Which? launches a new online complaints tool today to help consumers call time on nuisance calls and texts, as we find that less than a fifth (17%) of consumers officially complain about this menace.
While only 17% complain officially, this is not a true reflection of the scale of the problem as we previously found that within one month 85% of people received a nuisance call on their landline.
New Which? research also finds that around four in ten people (43%) complain about nuisance calls and texts to family and friends. Of those who do officially complain, eight in 10 (81%) said it’s important to go on the record so authorities can do more about these calls.
But the research reveals of those who haven’t officially complained, the main reasons are they often don’t know who to complain to (31%), they say complaining won’t do any good (40%), or they don’t think the calls will reduce even if they do complain (43%). Six in 10 people (62%) said they would be more likely to complain officially if there was an easy way to report calls as soon as they received them.
Which?’s new online complaints tool, will direct consumers to the relevant regulator’s complaint form in a matter of seconds, making it easier to register their frustration with nuisance calls and texts. Importantly this will give regulators the information they need to take enforcement action against companies found breaking the rules.
Richard Lloyd, Which? executive director said:
“Consumers are completely fed up with nuisance calls but often don’t know who to complain to, or they think nothing will happen if they do. Our new complaints tool will take the confusion and hassle away and helps people register their frustration with unwanted calls.
“If more consumers complain it will send a clear message that more needs to be done to stop unwanted calls and texts. We urgently need to see a new approach, new laws and new technology to tackle the menace of nuisance calls and texts.”
Communications Minister Ed Vaizey said:
“Nuisance calls are a menace. At best they’re an irritation, but at worst they can cause real misery. The more people complain, the more evidence regulators can have to take action against the companies breaking the law.
“This initiative by Which? will make it quicker and easier for people to raise concerns about any company plaguing them with nuisance calls, and I urge consumers to use its reporting tool. I am also pleased to be working with Which?, regulators and industry to see what else should be done to cut this nuisance off at source, and will announce our plan as soon as possible.”

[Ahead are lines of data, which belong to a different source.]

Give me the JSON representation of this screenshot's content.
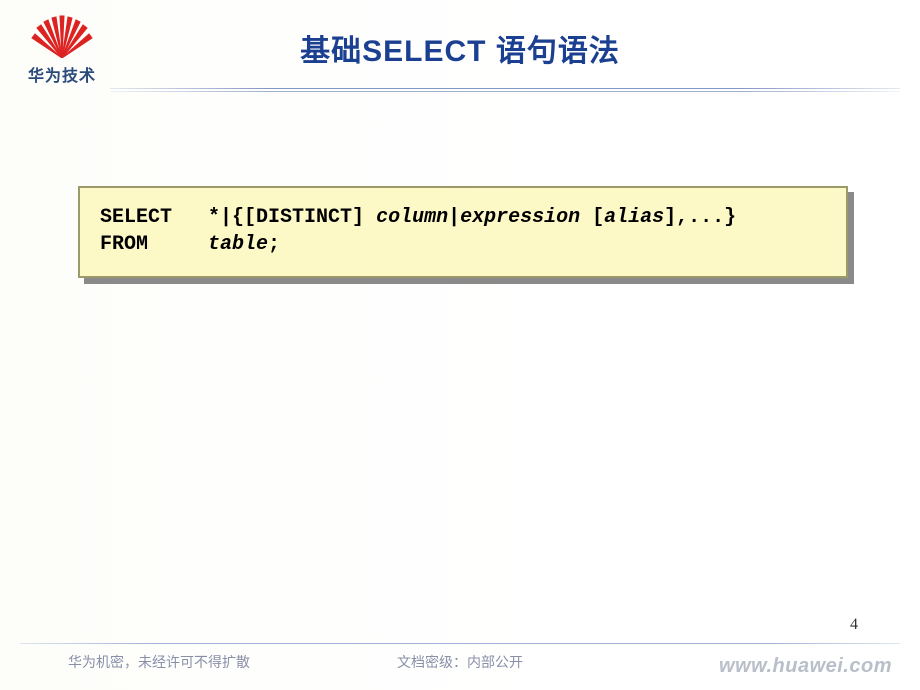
{
  "header": {
    "logo_text": "华为技术",
    "title": "基础SELECT 语句语法"
  },
  "code": {
    "line1_keyword": "SELECT",
    "line1_pad": "   ",
    "line1_text_a": "*|{[DISTINCT] ",
    "line1_italic_a": "column",
    "line1_text_b": "|",
    "line1_italic_b": "expression",
    "line1_text_c": " [",
    "line1_italic_c": "alias",
    "line1_text_d": "],...}",
    "line2_keyword": "FROM",
    "line2_pad": "     ",
    "line2_italic": "table",
    "line2_text": ";"
  },
  "page_number": "4",
  "footer": {
    "left": "华为机密，未经许可不得扩散",
    "center": "文档密级：内部公开",
    "right": "www.huawei.com"
  }
}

Last month we called on the Government to step in to strengthen the law on consent and the use of personal data, and to give regulators more powers to enforce the law. Over 76,000 people have so far signed up to pledge their support for our “Calling Time on Nuisance Calls and Texts” campaign. Consumers can pledge their support at: http://www.which.co.uk/callingtime
Notes to Editors
- Populus, on behalf of Which?, interviewed 2,070 UK adults online between 19th and 21st April 2013 and 2,101 UK adults online between 3rd and 6th May 2013. Data were weighted to be demographically representative of all UK adults. Populus is a member of the British Polling Council and abides by its rules.
- The new Which? complaints tool will direct complaints about live marketing calls and texts to the Information Commissioner’s Office (ICO) or the Telephone Preference Service. Complaints about silent or abandoned calls will be directed to Ofcom and complaints about premium rate services will go through to Phonepay Plus.
- We are calling on the Government to strengthen the law on consent and the use of personal data, to give regulators more powers to enforce the law, and to work with industry to provide technical fixes to filter out unwanted calls and texts.
- Which? is also supporting Mike Crockart MP’s Private Members Bill on nuisance calls and texts which is due to have a second reading in the House of Commons in the Autumn.